Tapping Civilisational Ties to Avert Historic Crisis
- By : Anirban Ganguly
- Category : Articles
Over 21 countries represented by leading scholars, teachers of spirituality and religion, venerable bhikkus, political leaders and former heads of state converged for the Global Hindu Buddhist Initiative on Conflict Avoidance and Environmental Consciousness in New Delhi early this month. Pointing to a deep civilisational challenge or crisis, the initiator of the conference, the Vivekananda International Foundation, has rightly argued that the world today is at war—a war that was not overt but one that’s ‘no less harmful’. The conference was convened to deliberate and initiate a dialogic process for a way out of that crisis and conflict by deriving light from the Indic or Dharmic civilisational indices.
The Énoncé de Vision, in a pithy description of the new dimensions of conflict and imbalance, referred to the “myopia of profits and an ego that craves superiority over our fellow brethren” leading to a “life of wanton devastation”. Such a state of being, it argued, was making humanity go through “what is perhaps the most violent time in history”, thus putting at stake not “just our lives and values but the environment that sustains us, and, by extension, therefore, the very future of our planet”.
Leading thinkers and practitioners urged India to utilise her vast civilisational knowledge and experiential repositories to salvage the situation and emerge with frameworks of engagement based on our millennial wisdom that emphasise the need for balanced consumption, balanced living and an attitude that essentially aimed at avoidance of conflict and emphasis on dialogue and growth of Ananda.
Prime Minister Narendra Modi, while inaugurating the convergence, articulated India’s civilisational aspirations and potential calling for strengthening bonds of thought, culture and spirituality, which bind the participating nations. He talked of how the world was afflicted with various conflicts. There are conflicts between humans, religions, communities and nation-states and between states and non-state actors that saw the latter controlling large territories and “unleashing barbaric violence on innocent people”. Another type of conflict is between “nature and man”, “nature and development” and “nature and science”. He dwelt on how Hinduism, Buddhism, Shintoism, Taoism and Confucianism held keys to restoring the lost balance between nature and man. PM Modi talked of the need focus on “climate justice”, instantly infusing into the ongoing climate debate a new dimension that not only diversifies the discussion but also elevates it.

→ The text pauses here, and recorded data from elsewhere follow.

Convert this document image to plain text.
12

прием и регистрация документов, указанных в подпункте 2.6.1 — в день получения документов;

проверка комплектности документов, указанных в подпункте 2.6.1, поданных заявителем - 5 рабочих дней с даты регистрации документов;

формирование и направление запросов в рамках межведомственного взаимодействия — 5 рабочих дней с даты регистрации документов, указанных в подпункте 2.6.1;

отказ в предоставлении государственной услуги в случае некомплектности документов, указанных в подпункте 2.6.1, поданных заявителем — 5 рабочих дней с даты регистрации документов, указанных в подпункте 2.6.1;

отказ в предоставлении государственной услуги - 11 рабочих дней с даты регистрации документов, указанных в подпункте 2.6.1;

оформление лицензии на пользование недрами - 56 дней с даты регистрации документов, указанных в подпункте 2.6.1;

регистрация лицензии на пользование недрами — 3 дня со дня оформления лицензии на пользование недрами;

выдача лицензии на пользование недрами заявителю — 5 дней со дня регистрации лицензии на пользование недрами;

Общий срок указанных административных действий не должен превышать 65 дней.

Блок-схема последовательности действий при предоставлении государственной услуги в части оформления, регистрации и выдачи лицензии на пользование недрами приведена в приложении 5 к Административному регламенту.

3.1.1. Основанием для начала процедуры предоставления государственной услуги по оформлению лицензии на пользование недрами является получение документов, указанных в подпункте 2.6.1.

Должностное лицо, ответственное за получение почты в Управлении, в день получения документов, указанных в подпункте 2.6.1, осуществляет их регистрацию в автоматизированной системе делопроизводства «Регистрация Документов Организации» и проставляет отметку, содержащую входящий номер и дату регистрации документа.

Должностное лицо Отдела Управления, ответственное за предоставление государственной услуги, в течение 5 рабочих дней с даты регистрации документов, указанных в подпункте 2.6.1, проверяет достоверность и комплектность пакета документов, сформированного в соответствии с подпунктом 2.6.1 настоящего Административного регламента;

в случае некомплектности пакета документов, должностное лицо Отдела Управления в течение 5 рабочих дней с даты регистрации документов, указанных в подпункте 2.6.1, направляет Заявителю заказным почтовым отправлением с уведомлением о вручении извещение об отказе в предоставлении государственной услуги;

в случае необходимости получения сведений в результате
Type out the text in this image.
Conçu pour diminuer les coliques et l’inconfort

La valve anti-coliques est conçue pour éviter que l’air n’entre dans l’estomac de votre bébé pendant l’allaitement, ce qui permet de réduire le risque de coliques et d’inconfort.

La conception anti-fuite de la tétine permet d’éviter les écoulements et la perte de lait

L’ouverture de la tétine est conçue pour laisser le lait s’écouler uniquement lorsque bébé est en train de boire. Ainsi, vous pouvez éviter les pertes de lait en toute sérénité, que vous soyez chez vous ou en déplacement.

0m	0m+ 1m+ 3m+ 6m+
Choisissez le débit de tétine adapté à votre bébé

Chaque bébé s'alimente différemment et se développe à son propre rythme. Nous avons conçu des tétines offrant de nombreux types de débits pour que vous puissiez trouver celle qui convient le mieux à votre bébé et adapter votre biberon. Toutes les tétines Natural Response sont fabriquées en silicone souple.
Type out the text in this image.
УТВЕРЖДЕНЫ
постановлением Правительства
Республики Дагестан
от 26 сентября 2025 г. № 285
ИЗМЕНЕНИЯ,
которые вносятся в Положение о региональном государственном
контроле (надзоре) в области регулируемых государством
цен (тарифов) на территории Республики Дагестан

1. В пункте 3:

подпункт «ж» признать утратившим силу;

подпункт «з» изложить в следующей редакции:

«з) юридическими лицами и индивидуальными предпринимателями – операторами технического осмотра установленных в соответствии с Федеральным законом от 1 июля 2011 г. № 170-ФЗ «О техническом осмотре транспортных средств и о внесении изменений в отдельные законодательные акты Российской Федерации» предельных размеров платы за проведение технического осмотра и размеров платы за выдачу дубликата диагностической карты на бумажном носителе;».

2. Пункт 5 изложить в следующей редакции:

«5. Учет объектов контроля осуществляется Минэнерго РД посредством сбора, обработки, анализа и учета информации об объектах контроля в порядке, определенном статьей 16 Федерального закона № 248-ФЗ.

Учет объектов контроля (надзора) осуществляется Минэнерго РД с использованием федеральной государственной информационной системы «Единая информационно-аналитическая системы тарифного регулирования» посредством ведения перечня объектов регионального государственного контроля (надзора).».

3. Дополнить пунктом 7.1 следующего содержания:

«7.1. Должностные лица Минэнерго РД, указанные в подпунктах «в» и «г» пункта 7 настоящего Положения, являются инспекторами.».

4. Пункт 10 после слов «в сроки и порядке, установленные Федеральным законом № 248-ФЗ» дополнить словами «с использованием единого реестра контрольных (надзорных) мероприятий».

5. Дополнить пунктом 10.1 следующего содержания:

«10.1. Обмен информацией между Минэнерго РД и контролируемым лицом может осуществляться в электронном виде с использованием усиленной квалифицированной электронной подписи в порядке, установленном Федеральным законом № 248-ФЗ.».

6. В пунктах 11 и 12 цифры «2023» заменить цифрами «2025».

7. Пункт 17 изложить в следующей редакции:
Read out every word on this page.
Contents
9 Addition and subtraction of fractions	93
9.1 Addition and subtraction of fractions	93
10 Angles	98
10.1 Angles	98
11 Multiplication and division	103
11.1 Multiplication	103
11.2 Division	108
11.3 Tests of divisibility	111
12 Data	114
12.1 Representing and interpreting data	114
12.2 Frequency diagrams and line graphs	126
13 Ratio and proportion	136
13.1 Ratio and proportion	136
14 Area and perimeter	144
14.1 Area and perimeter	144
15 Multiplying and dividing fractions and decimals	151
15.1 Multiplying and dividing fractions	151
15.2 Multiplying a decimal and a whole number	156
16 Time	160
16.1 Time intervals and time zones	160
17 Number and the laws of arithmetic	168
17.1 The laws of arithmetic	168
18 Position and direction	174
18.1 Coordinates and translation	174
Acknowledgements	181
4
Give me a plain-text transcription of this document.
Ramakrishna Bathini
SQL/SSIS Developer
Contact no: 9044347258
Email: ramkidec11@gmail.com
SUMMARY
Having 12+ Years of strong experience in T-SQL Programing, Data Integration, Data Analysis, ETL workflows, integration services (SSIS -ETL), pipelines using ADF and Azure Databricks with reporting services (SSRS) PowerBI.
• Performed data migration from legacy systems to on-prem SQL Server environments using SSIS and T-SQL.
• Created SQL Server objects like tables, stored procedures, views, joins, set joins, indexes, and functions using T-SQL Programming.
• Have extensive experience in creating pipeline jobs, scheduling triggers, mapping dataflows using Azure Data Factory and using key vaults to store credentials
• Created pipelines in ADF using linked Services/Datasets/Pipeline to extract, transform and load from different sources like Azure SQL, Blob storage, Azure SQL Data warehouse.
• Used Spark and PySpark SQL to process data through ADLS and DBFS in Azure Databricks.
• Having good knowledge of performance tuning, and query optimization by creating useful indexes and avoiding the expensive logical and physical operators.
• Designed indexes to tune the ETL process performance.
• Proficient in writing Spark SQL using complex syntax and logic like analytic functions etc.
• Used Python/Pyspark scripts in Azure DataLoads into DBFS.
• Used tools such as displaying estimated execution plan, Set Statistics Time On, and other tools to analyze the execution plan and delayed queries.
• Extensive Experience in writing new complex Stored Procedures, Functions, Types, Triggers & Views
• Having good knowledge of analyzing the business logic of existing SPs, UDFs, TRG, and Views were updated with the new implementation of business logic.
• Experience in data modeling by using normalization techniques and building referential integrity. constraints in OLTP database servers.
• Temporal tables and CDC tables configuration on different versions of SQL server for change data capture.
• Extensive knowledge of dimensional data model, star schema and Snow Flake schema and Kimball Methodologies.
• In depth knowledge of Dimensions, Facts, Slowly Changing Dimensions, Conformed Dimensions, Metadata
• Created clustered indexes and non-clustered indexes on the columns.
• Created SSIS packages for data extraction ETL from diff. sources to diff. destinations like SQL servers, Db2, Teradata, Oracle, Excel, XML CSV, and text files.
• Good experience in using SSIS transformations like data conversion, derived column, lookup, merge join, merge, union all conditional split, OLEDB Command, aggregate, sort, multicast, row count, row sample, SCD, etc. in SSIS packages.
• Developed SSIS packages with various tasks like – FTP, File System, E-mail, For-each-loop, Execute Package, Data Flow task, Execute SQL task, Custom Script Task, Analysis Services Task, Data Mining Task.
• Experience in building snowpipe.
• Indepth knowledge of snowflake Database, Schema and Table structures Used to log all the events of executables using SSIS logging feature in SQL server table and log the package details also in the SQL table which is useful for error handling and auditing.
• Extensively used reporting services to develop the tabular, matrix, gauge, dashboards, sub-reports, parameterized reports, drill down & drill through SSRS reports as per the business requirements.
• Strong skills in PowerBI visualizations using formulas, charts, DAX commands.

Infusing further depth into the discussion, Modi spoke of the need to engage in dialogue inspired not by ideology but the strength of philosophy. “The essence of philosophy,” he argued, “is that it is not a closed thought, while ideology is a closed one. So, philosophy not only allows dialogue but it is a perpetual search of truth through dialogue.” The underlying thought-base of the entire exercise was laid and strengthened in Bodh Gaya where Modi referred to the Hindu-Buddhist India or Buddhist-Hindu India and mentioned Sakyamuni as the Crowning Jewel of India, how without him an Asian Century can never come to fruition. He called for intensifying these age-old bonds of civilisation and of thought between India and her past civilisational partners. The conference saw a video address by Japanese PM Shinzo Abe, who spoke of the common civilisational bonds between India and Japan tied with the golden thread of Buddha’s message. The exercise was a veritable civilisational convergence in the capital of India, a sea of thought, of world-views, of ways of being and living that had gathered and coalesced to engage in a genuine dialogue.
The civilisational journeys, which Bodhidharma and Acharya Santarakshita began from Bharat in the past, received a new momentum and direction from this congregation… the beginning of a civilisational journey in our times.